Never apologize for the difficulty. Show sympathy for the fatigue and you have opened the door to negotiation. A woman once cried in session because the ordeal was too boring and begged me for something more interesting. I did not soften. I told her the boredom was the indicator that the treatment was working, and I doubled the duration. Read the discomfort as a clinical metric. It is the data that tells you whether the dose is right, and a client who is not complaining is on a dose that is too low. The moment they see that emotional displays will not move you is the moment they take the ordeal seriously.

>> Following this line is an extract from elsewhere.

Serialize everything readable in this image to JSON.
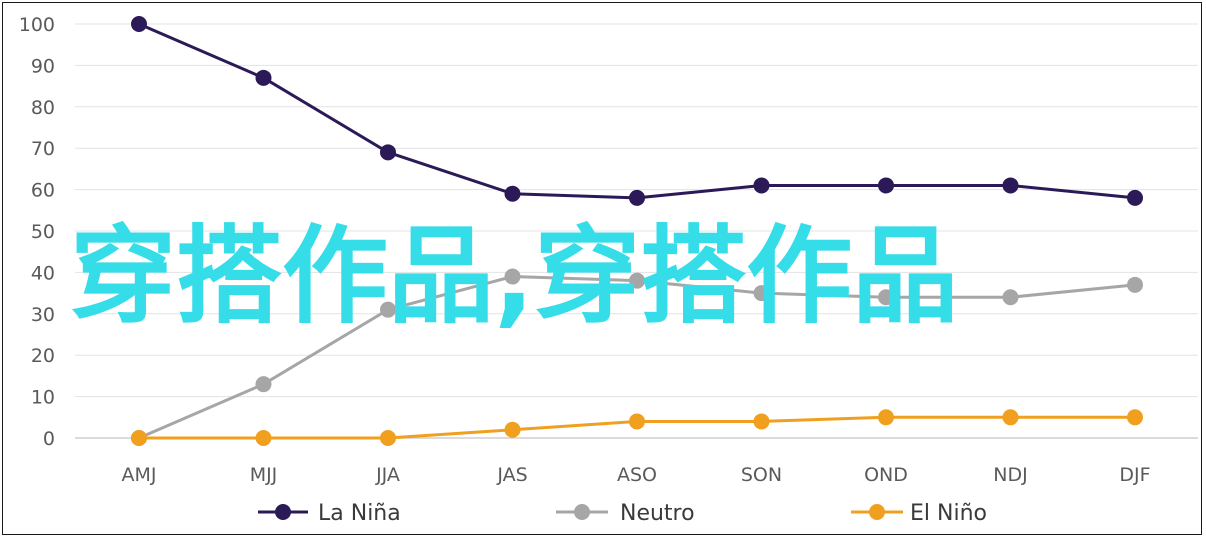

Close the intervention only when the client has stayed symptom-free while keeping a posture of defiance toward the ordeal. The ideal termination is the client who tells me they never want to see me again because my methods are too harsh. A man who had carried debilitating social anxiety for fifteen years spent two months approaching five strangers a day to ask the time while wearing his shirt inside out. Then he told me he was done with the tasks and done with me, and he walked out and never returned. He was no longer anxious, because his anger at the ordeal had displaced his fear of the strangers. Be willing to play the villain in the client’s story if it frees them from the symptom. You are not after gratitude. You are after functional independence, and the symptom cannot survive in a setting where its consequences are reliably more troublesome than the work of giving it up.